The team also took time to share key learnings and strategies for feral management with DAC rangers. These workshops involved expert guidance in the safe and humane use of firearms and the targeted management of invasive species. Other learning opportunities included a Conservation Leadership Course in Zimbabwe, which enriched team members’ skills in managing complex programs and multidisciplinary teams in priority conservation areas. Teaching and learning opportunities such as these ensure the swathes of knowledge accumulated within conservation organisations are effectively disseminated across teams, facilitating effective and science-informed conservation programs.

Surveys and weeds

Treating a Rubber bush on a weed management outing. Naomi Blondel/AWC
Treating a Rubber bush on a weed management outing.
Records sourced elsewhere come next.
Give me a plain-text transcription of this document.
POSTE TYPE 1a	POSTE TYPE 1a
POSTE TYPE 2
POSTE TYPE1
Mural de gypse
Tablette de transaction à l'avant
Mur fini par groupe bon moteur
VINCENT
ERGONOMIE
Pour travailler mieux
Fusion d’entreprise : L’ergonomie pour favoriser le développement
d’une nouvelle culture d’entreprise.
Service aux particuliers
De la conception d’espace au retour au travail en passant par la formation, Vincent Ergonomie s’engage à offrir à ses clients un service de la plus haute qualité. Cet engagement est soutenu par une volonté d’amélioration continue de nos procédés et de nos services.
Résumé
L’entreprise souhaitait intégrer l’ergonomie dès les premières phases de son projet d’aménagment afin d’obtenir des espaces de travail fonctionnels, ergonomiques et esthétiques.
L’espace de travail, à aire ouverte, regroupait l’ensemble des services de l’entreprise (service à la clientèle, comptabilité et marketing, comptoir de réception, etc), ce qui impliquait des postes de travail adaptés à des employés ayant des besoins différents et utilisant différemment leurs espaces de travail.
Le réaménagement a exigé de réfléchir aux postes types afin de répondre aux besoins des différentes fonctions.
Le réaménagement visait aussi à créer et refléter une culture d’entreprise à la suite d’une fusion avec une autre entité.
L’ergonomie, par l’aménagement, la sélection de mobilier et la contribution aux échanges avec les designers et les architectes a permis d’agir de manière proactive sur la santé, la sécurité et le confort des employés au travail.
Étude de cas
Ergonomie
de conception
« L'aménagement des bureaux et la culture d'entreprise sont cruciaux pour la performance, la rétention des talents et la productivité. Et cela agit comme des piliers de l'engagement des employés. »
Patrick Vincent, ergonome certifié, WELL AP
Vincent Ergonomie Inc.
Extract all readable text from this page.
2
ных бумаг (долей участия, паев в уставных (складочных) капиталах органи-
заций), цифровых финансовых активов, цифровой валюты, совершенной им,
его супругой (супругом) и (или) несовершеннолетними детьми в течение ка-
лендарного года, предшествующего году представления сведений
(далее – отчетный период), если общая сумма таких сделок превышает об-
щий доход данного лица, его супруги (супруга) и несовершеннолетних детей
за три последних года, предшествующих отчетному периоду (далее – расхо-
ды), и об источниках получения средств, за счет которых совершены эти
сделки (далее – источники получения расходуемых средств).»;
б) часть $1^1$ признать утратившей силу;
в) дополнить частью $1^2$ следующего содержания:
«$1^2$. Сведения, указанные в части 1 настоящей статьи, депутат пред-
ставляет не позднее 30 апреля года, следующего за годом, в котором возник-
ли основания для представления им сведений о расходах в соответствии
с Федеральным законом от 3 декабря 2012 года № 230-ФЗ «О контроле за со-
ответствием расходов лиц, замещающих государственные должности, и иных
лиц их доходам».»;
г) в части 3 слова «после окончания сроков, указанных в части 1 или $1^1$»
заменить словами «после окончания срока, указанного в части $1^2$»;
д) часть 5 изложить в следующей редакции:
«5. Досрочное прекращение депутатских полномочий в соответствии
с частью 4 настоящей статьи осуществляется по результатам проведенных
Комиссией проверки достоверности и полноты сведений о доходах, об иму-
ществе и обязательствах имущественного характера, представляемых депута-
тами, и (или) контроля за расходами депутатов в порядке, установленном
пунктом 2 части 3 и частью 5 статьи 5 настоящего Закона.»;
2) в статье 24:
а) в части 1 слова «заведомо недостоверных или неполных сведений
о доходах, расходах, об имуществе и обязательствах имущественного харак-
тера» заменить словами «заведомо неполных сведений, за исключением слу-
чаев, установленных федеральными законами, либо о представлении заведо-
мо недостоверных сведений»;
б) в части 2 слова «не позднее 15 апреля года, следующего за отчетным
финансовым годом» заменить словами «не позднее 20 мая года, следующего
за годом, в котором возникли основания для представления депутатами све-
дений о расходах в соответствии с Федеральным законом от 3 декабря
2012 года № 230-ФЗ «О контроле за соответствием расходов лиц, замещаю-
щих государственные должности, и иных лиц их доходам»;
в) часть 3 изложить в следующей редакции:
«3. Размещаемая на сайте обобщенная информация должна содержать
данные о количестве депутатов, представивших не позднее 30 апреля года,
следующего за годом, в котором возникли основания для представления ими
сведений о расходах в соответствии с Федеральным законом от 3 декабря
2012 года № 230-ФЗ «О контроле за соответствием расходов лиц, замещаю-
Ever the overachievers, our team didn’t let an involved training, fire and feral management program impede their weed management efforts. Despite the extreme effects of the fires, they completed a successful weeding program before the end of the year, eradicating small infestations and setting the stage for continued efforts against invasive species.

Collaboratively, AWC and DAC staff undertook 42 wetland assessments on Yampi’s lowland regions. Due to the sensitivity of wetlands to climatic changes, fire, cattle and pigs, monitoring over time is imperative to assessing management outcomes and ensuring the long-term health of these sensitive habitats. The team observed a notable reduction in the impact from pigs and cattle, providing direct evidence of the positive outcomes resulting from current management initiatives.

An additional positive outcome from the trip was the upskilling of DAC rangers in weed identification, facilitated by AWC land management officers using Yampi’s weed management plan. These teachings enabled them to assess wetlands independently, diversifying their skill sets and enhancing the efficiency of the study.

Other highlights of our weed management work include the inaugural use of slow drive surveys to assess the extent of priority weeds that get carried around properties by vectors such as vehicles and grading machinery, and the removal of two mission grass infestations on the property. The coming years will see the team treating the seedbank, working towards eventual complete eradications of this species on Yampi.

 

AWC thanks our staff and partners on the ground; their consistent integration of fire management, feral control, and surveys in the face of great environmental threats is testament to their adaptability and expertise. As we chart the course ahead, this year’s learnings will steer our strategies, supporting the continued preservation of Yampi’s distinctive ecosystems.